Roderick Macfarquhar y Michael Schoenhalls, en su obra “La revolución cultural china”, señalan que cuando la revolución comunista triunfó en China en 1949 y Mao proclamó el nacimiento de la República Popular, Japón estaba bajo ocupación extranjera, desmoralizado por su debacle en la Segunda Guerra Mundial y traumado por la devastación nuclear que sufrió. Taiwán era un territorio rural atrasado que había dado acogida a los enemigos derrotados del comunismo chino, mientras que Corea del Sur estaba por ser invadida desde el norte con el apoyo posterior del ejército chino y sumida en una traumática contienda. Para cuando Mao murió en 1976, Asia se había transformado: Japón, Taiwán y Corea del Sur, así como Hong Kong y Singapur, prosperaban económicamente y más adelante serían catalogados globalmente con admiración como “tigres asiáticos”. China permanecía maniatada y atascada económicamente. Al cabo de casi tres décadas de égida maoísta, China tenía un ingreso per cápita apenas arriba del de Bangladesh y el 80% de su población era rural y analfabeta. En la caracterización del periodista Adrián Foncillas de La Nación, China era un país “misérrimo y hambriento, con Mao como excepción obesa”. Sólo tras la muerte del Gran Timonel pudo China iniciar su propio proceso de conversión hacia el desarrollo económico, dejando de ser una nación agraria hasta transformarse en la segunda economía mundial. En la actualidad, más de la mitad de la población china es urbana, y en la últimas cuatro décadas el analfabetismo cayó al 1% en tanto que la esperanza de vida se duplicó. Según datos aportados por la experta argentina en asuntos chinos Carola Ramón-Berjano, en los pasados cuarenta años China sacó a casi ochocientos millones de personas de la pobreza, lo que representó una reducción del 80% de la pobreza a nivel mundial. El economista Steven Radelet lo expresó con humor negro: “En 1976, Mao sin ayuda y dramáticamente cambió la dirección de la pobreza global con un acto simple: se murió”.
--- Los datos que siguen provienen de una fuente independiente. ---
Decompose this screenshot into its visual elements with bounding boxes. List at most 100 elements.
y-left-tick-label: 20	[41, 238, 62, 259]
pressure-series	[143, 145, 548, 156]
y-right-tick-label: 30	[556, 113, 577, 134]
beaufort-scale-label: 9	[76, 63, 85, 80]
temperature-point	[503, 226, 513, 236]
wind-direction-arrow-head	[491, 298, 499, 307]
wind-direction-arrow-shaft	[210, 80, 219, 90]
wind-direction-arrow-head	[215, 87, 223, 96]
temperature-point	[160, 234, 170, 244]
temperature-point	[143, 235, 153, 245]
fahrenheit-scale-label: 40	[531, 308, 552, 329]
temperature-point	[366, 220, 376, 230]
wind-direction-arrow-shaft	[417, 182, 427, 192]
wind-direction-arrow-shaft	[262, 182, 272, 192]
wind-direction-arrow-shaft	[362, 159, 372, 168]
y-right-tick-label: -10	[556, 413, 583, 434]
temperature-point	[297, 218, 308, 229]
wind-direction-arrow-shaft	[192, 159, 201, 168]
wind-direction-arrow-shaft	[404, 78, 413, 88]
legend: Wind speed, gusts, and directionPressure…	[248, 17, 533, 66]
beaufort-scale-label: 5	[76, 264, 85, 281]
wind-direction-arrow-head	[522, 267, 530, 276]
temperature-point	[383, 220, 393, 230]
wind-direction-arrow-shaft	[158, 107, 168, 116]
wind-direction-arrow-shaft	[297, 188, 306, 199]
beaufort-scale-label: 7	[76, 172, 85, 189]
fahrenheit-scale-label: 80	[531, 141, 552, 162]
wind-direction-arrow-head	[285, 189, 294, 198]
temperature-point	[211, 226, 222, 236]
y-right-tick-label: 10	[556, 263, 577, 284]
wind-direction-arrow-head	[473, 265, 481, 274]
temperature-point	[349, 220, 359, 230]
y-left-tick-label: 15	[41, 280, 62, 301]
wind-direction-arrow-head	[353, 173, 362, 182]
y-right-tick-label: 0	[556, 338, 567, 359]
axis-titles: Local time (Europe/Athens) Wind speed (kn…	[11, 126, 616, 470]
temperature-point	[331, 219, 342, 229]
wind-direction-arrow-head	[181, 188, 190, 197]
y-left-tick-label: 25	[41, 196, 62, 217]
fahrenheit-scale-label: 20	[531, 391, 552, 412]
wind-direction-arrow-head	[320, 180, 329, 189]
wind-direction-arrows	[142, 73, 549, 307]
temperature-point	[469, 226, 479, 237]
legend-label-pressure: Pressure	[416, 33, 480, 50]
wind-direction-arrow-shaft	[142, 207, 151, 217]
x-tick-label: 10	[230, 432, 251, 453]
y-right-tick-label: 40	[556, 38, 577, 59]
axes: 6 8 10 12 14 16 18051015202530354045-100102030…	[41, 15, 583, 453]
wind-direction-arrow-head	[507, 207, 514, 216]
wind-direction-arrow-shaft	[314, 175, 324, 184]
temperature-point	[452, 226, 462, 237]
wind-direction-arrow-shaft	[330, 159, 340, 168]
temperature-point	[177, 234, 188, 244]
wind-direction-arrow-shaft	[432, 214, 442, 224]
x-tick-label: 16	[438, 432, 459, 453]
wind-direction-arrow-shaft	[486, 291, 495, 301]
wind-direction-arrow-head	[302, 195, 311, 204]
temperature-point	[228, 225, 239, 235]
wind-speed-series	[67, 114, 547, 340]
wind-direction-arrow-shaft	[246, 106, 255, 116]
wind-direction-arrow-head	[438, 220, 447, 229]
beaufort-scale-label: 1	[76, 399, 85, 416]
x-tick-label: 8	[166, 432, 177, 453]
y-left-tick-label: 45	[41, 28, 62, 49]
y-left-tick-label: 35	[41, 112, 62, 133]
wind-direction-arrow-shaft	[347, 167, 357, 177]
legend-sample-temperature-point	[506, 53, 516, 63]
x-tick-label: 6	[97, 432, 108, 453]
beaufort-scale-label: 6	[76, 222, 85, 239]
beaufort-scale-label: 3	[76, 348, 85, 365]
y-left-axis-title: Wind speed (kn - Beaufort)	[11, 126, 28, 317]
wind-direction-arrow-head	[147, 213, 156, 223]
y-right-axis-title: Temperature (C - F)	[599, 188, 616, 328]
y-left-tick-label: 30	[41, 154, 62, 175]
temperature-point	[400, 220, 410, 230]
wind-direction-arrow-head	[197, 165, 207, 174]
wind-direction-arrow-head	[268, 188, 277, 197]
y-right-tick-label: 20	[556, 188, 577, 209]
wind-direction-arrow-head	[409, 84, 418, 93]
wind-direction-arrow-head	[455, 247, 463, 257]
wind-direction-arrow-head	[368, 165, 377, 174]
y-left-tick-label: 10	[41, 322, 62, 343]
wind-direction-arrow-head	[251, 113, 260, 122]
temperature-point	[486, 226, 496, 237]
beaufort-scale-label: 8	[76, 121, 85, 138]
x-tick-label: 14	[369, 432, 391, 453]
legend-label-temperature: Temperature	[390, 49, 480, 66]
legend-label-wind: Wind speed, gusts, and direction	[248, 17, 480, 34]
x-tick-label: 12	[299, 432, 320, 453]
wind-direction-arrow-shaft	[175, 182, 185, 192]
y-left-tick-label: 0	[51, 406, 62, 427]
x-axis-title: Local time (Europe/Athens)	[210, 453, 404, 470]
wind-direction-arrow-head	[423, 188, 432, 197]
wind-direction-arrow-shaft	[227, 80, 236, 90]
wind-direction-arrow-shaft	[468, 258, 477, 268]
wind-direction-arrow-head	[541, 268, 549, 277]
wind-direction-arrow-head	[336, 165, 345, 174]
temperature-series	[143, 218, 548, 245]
Sus sucesores abandonaron las crueles políticas económicas de Mao, sus nociones de equidad salvaje, su apego al colectivismo y ruralización forzados, y se abrieron a reformas sustantivas. Liberaron las restricciones agrarias, fomentaron el comercio internacional y la inversión extranjera, aceptaron el derecho a la propiedad privada y al enriquecimiento personal y transformaron a China en una nación capitalista. Modernizaron la economía y dieron la bienvenida a la privatización, a la industrialización y a la tecnologización del país. La visión social y económica del maoísmo fue sumariamente apartada en la nueva China, y a decir de Tilemann Grimm, las estructuras revolucionarias edificadas por Mao fueron desmanteladas, se revisaron sus tesis y fueron condenadas sus interpretaciones más radicales. Emergió así un “socialismo de características chinas”, en la definición de sus creadores, o bien un “leninismo de mercado”, en la mirada de observadores occidentales. El gobierno chino entendió que el progreso económico del país no yacía en el comunismo, sino en un alejamiento del mismo.
Evan Osnos, autor de China: la edad de la ambición, ha observado que para sobrevivir, el Partido Comunista Chino preservó a su Santo (Mao) pero claramente renunció a su Evangelio.